Answer
$$
y^{\prime \prime}-2 y^{\prime}-3y=3e^{2t}
$$
The general solution of the given equation is
$$ y=c_{1} e^{3 t} +c_{2} e^{ -t} - e^{2t} $$
where $ c_{1} $and $c_{1}$ are arbitrary constants.
Work Step by Step
$$
y^{\prime \prime}-2 y^{\prime}-3y=3e^{2t} \quad\quad\quad \quad (1)
$$
First we find the general solution of the homogeneous equation as follows:
We assume that $ y = e^{rt}$, and it then follows that $r$ must be a root of the characteristic equation
$$
r^{2}-2r-3=(r-3)(r+1)=0,$$
so its roots are
$$r_{1}=3 ,\quad r_{2}=-1, $$
so the general solution of the homogeneous equation is
$$ y=c_{1} e^{3 t} +c_{2} e^{ -t} $$
where $ c_{1} $and $c_{1}$ are arbitrary constants.

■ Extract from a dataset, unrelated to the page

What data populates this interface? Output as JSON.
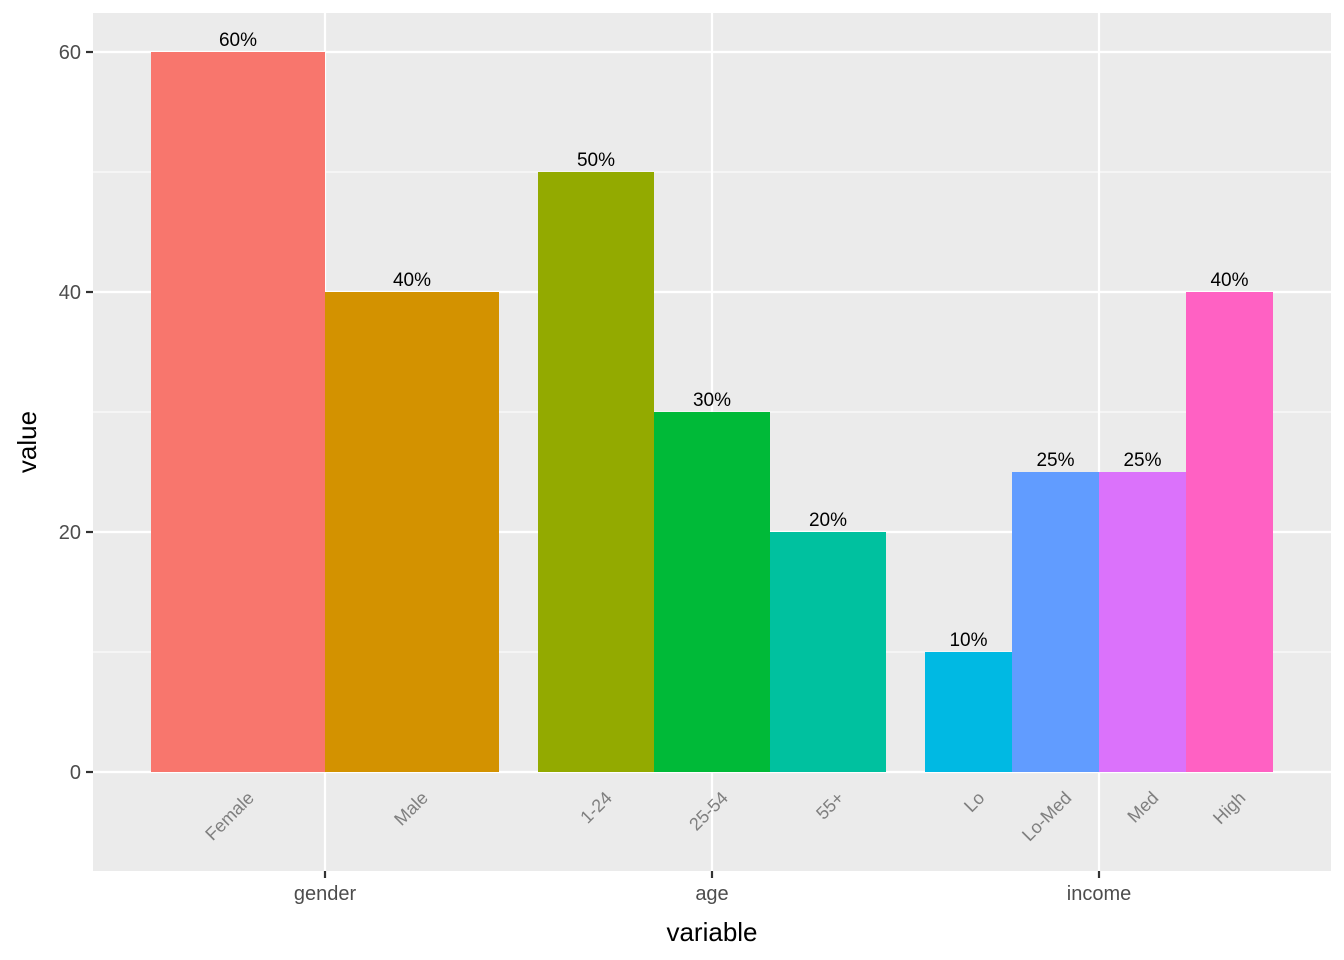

Next, we guess that the particular solution has the form $ Y(t)= A e^{2t} $,
where A is the undetermined coefficient, then $ Y^{\prime}(t)= 2A e^{2t} $ and
$ Y^{\prime \prime }(t)= 4A e^{2t} $. Substituting the expressions for $ Y(t) $, $ Y^{\prime}(t) $, and $Y^{\prime \prime }(t) $ into the differential equation, we obtain
$$
4A e^{2t} -2 . 2A e^{2t}-3A e^{2t}=3e^{2t}
$$
$$
-3A e^{2t}=3e^{2t}
$$
Hence $A=-1$ , so a particular solution of Eq. (1) is $ Y(t)= - e^{2t} $
The general solution of the nonhomogeneous equation (1) is
$$ y=c_{1} e^{3 t} +c_{2} e^{ -t} - e^{2t} $$
where $ c_{1} $and $c_{1}$ are arbitrary constants.